You see, each time the move of the one supposedly winning line meets like 2 lines drawing in ICCF WC Finals games, taking years with 2 ICCF (grand)masters and engines.

"Once an error occurs, the probability for another error to be made is now lower because there are more lines available to force a draw."
++ If chess were a white win, then as soon as white makes an error, we have a drawn position. The probability of another error does not matter then. The examples above show that if white makes no error, then there are not 1, but 2 lines available to force a draw.

"It is impossible to fit a Poisson distribution with 127/136 chance of an odd number of errors"
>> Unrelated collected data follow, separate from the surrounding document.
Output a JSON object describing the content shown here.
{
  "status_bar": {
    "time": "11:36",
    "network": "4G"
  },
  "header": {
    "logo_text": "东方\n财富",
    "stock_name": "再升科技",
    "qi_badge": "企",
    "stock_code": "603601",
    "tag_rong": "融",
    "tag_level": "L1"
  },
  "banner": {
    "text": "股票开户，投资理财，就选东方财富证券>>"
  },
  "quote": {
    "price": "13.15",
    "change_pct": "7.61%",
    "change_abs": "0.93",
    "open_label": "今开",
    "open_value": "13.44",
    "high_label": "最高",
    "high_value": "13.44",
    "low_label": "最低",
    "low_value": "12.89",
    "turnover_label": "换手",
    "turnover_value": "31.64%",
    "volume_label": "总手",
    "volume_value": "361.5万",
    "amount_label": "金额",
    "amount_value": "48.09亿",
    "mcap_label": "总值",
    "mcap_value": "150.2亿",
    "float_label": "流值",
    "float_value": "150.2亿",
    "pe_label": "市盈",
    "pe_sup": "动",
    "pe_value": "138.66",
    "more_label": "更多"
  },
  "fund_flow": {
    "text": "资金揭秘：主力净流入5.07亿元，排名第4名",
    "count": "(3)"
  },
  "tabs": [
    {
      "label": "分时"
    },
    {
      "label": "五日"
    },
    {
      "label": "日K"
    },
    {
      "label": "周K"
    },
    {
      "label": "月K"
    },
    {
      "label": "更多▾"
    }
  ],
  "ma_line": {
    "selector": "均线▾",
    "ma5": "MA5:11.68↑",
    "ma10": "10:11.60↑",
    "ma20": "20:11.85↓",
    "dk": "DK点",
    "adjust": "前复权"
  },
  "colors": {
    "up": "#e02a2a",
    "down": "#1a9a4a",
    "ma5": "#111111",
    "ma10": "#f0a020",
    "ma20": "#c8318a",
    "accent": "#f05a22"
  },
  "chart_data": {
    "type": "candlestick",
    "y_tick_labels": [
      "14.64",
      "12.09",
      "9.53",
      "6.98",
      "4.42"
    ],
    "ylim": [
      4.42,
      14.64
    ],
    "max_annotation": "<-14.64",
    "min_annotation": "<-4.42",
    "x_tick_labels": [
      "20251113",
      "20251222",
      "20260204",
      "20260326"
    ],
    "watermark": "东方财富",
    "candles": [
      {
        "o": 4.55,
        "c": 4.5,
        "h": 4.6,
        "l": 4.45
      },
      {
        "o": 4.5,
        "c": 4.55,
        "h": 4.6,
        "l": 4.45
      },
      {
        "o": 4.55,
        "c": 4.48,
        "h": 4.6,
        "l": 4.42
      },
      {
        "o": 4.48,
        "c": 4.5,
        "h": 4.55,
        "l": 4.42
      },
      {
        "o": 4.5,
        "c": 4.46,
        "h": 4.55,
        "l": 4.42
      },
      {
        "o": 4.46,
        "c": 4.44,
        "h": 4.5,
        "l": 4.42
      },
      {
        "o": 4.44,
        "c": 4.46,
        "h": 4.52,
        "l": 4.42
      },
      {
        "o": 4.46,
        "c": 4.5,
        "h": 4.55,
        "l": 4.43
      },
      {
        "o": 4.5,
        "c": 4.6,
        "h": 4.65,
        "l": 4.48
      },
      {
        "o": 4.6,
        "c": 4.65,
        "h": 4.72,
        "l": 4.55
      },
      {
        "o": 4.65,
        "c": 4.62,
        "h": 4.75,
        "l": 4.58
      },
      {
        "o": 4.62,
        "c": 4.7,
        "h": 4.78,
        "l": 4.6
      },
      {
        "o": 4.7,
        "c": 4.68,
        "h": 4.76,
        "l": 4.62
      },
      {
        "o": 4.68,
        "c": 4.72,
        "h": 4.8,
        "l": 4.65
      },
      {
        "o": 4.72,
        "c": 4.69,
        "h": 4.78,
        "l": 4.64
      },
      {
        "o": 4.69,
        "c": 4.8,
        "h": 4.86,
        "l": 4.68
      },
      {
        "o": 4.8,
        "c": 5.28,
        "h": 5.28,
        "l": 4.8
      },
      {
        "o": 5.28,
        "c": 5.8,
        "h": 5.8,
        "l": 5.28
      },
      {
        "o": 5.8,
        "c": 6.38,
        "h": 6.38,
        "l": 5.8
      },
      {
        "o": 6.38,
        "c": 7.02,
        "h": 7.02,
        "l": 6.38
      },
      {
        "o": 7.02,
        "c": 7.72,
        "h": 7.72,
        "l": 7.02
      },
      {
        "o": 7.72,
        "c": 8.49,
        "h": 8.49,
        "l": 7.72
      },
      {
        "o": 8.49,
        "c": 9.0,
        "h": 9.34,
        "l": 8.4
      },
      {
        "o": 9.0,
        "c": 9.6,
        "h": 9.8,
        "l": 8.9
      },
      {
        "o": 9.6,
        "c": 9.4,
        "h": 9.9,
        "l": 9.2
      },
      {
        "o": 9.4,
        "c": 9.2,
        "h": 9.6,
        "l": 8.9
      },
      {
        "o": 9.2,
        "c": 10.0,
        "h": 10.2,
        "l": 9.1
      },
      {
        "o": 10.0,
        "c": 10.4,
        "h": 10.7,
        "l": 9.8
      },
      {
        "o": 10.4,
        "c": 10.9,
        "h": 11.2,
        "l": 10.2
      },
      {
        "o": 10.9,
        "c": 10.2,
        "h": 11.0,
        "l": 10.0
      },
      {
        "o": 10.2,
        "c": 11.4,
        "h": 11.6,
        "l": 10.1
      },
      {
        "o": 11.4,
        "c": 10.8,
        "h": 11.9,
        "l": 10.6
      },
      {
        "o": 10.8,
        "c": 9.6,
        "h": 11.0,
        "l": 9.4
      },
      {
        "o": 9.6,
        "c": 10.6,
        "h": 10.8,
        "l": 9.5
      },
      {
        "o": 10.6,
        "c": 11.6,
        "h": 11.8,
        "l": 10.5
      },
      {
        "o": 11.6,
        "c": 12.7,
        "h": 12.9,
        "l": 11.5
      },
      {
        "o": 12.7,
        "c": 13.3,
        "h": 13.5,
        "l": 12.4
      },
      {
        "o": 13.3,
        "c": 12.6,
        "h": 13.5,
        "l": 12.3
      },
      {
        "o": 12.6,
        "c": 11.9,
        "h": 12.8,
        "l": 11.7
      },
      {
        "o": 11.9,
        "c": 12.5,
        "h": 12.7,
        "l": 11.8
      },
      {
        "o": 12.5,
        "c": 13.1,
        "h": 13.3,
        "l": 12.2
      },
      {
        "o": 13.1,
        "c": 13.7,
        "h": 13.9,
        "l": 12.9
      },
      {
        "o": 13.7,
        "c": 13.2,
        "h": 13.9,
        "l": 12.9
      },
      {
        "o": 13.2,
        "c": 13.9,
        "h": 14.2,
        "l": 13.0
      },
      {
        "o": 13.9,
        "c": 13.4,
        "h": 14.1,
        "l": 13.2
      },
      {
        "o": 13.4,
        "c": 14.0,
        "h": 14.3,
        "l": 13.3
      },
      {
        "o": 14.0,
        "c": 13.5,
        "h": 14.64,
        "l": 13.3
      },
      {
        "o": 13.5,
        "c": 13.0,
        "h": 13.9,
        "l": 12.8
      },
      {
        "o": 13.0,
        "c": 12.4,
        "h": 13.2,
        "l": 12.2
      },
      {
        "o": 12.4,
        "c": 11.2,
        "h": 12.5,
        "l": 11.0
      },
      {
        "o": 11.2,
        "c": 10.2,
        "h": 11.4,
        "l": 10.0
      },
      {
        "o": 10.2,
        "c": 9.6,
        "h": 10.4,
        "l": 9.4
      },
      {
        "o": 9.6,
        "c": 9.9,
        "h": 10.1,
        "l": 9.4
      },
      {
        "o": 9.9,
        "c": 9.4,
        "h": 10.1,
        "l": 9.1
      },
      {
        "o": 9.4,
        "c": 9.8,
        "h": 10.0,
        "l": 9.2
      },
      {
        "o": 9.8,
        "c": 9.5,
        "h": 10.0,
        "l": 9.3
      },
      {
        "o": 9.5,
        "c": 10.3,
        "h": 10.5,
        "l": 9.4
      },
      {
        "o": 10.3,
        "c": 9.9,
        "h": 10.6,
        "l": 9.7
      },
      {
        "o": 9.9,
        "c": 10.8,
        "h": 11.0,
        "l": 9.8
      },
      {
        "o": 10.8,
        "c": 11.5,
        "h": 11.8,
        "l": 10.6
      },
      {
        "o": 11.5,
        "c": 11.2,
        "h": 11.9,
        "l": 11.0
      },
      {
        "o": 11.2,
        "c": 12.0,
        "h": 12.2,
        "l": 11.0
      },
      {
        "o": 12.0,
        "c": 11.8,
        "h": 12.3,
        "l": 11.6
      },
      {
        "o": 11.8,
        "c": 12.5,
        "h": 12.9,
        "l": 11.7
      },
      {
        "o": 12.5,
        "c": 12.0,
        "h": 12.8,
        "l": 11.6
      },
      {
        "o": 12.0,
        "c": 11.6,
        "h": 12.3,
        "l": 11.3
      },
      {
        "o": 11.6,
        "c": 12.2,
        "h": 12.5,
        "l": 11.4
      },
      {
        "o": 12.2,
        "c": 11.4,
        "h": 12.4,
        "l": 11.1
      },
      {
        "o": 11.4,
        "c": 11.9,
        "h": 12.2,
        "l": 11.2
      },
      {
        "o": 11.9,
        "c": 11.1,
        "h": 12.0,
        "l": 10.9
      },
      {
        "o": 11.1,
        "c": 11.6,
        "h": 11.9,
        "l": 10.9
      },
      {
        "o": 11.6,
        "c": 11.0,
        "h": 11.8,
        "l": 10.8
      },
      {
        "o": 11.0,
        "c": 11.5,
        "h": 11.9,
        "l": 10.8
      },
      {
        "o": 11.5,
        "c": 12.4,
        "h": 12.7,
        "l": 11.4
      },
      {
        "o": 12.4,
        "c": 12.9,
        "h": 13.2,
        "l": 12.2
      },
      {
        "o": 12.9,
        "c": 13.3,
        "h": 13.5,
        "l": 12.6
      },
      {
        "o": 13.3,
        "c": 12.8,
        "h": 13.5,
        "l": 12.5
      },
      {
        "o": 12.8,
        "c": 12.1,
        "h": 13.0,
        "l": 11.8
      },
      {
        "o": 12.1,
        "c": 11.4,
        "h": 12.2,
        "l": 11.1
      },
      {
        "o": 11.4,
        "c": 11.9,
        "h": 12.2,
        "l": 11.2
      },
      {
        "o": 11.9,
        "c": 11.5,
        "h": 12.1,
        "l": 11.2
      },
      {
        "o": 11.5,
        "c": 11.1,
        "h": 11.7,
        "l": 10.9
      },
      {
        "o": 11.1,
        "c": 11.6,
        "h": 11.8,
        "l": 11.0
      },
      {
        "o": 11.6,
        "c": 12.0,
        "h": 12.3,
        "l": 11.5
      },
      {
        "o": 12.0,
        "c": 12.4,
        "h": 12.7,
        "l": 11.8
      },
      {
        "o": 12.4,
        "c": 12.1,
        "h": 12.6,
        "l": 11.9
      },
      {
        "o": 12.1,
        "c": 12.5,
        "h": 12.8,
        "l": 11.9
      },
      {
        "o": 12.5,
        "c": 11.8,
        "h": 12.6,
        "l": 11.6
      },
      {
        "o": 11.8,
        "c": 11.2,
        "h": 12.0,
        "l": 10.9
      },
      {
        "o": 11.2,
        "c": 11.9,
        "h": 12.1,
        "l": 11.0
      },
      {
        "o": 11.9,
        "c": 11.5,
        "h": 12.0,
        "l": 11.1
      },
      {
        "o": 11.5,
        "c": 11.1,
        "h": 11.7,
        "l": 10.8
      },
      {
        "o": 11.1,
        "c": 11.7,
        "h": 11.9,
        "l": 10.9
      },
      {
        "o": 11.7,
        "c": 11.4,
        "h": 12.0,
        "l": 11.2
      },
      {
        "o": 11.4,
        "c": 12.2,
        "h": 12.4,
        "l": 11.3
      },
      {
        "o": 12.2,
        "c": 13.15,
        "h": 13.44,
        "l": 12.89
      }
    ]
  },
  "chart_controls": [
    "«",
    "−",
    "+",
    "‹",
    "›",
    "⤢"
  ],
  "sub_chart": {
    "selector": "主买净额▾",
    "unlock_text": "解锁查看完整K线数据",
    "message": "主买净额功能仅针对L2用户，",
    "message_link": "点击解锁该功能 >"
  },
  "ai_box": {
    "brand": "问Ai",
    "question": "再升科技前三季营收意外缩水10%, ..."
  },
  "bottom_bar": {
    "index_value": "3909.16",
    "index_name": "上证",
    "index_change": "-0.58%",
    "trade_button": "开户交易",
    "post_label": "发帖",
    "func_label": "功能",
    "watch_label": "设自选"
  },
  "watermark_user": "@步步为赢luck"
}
Because poisson distribution does not apply to this scenario. Errors would need to be independent events that have no interference with each other. It couldnt fit poisson distribution, because it expects each event to have the same, independent probability. With chess it could go for example like this (ofc im pulling random numbers out of somewhere):

Probability for white to make error #1: 99,9%

Probability for black to make error #1: 5%

Probability for white to make error #2: 2%

Probability for black to make error #2: 9%

And each error made will determine probability for next error for both sides depeding on the position and quality of error. You can't attempt to use poisson distribution for this chaos. This is why you cannot come up with proof based on the fact that hypothesis "chess is a forced win for white" doesnt fit poisson distribution with the stats you use.

And edit.

"What would the winning line look like?"

Ofc I dont know what it would look like. I dont even think it exists, all im saying these models cant prove it doesnt exist.